When Flanders and collaborators applied to their own patient population the pneumonia severity index (PSI) that was developed by Fine and colleagues, 1,2 they discovered discrepancies. The PSI predicted about 2.4 times more deaths than were actually observed.3 This finding is not surprising; it confirms something we already knew. Unlike mathematical representations of basic natural phenomena, such as E= mc2, algorithms derived from statistical modeling reflect only associations embedded within the derivation data set—a snapshot in place and time, not fundamental truth. When transporting statistically derived measures, such as the PSI, to another place and time, users should observe the axiom, “Caveat emptor.”
Fortunately, as Flanders and colleagues knew, 3 relatively straightforward methods exist to identify problems such as imperfect calibration.

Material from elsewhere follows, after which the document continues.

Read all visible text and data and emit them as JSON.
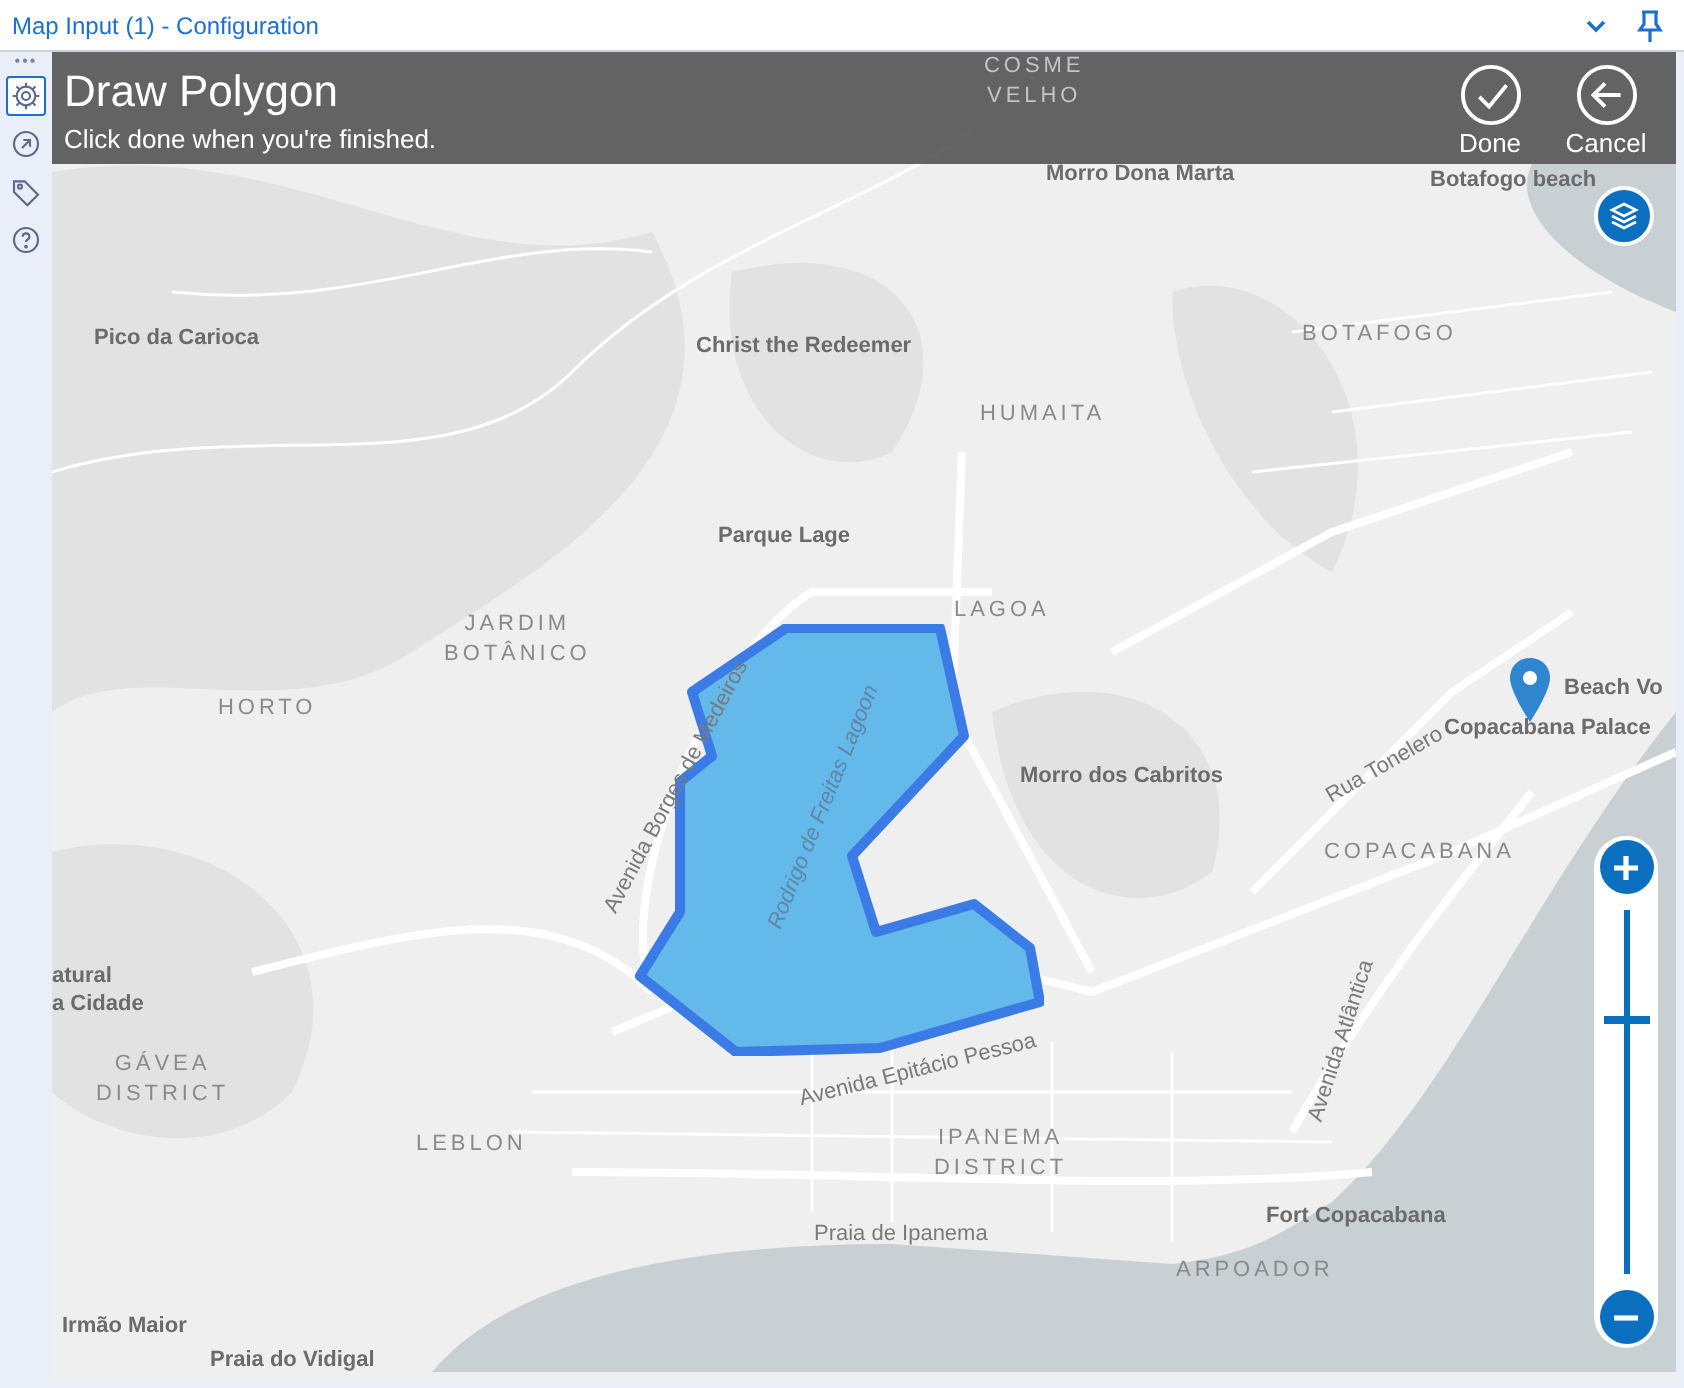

Justice, Covinsky, and Berlin suggest ways to address concerns about what they call the “external validity” of prognostic measures derived from statistical models.4 They emphasize two broad concepts: accuracy (whether predictions match outcomes in the original patient sample), which is assessed by examining calibration and discrimination; and generalizability (the extent to which the model provides accurate predictions in different patient samples). Generalizability itself has several components: reproducibility in comparable patient populations and transportability across different dimensions, including place and time.4 Justice, Covinsky, and Berlin offer a systematic approach for evaluating the performance of prognostic models, but as they note, the relative importance of different aspects of external validity depends on one’s purpose.4
The difficulty arises when the prognostic model’s external validity cannot be determined for its planned use or purpose. In most such instances, the missing ingredients are data. For example, Charleson and collaborators developed their comorbidity index to predict 1-year mortality using information on a cohort of 604 patients admitted to the medical service at New York Hospital during 1 month in 1984.5 To validate their comorbidity index, they used information on 685 patients treated between 1962 and 1969 for primary breast cancer at Yale New Haven Hospital. Obviously, 1-year mortality is heavily influenced by which medical therapies are available, and presumably treatments for comorbid conditions had changed during the 15 to 20 years that separate the initial cohort and the validation sample. Exactly why the breast cancer sample was used for validation is unclear, unless it was to provide a severe test of generalizability in quite different patients, but the authors acknowledge that their index required “further evaluation in much larger populations.”5 The Charlson Comorbidity Index remains popular today, but its dependence on 1984 therapeutic outcomes must be considered when applying it to 1999 data.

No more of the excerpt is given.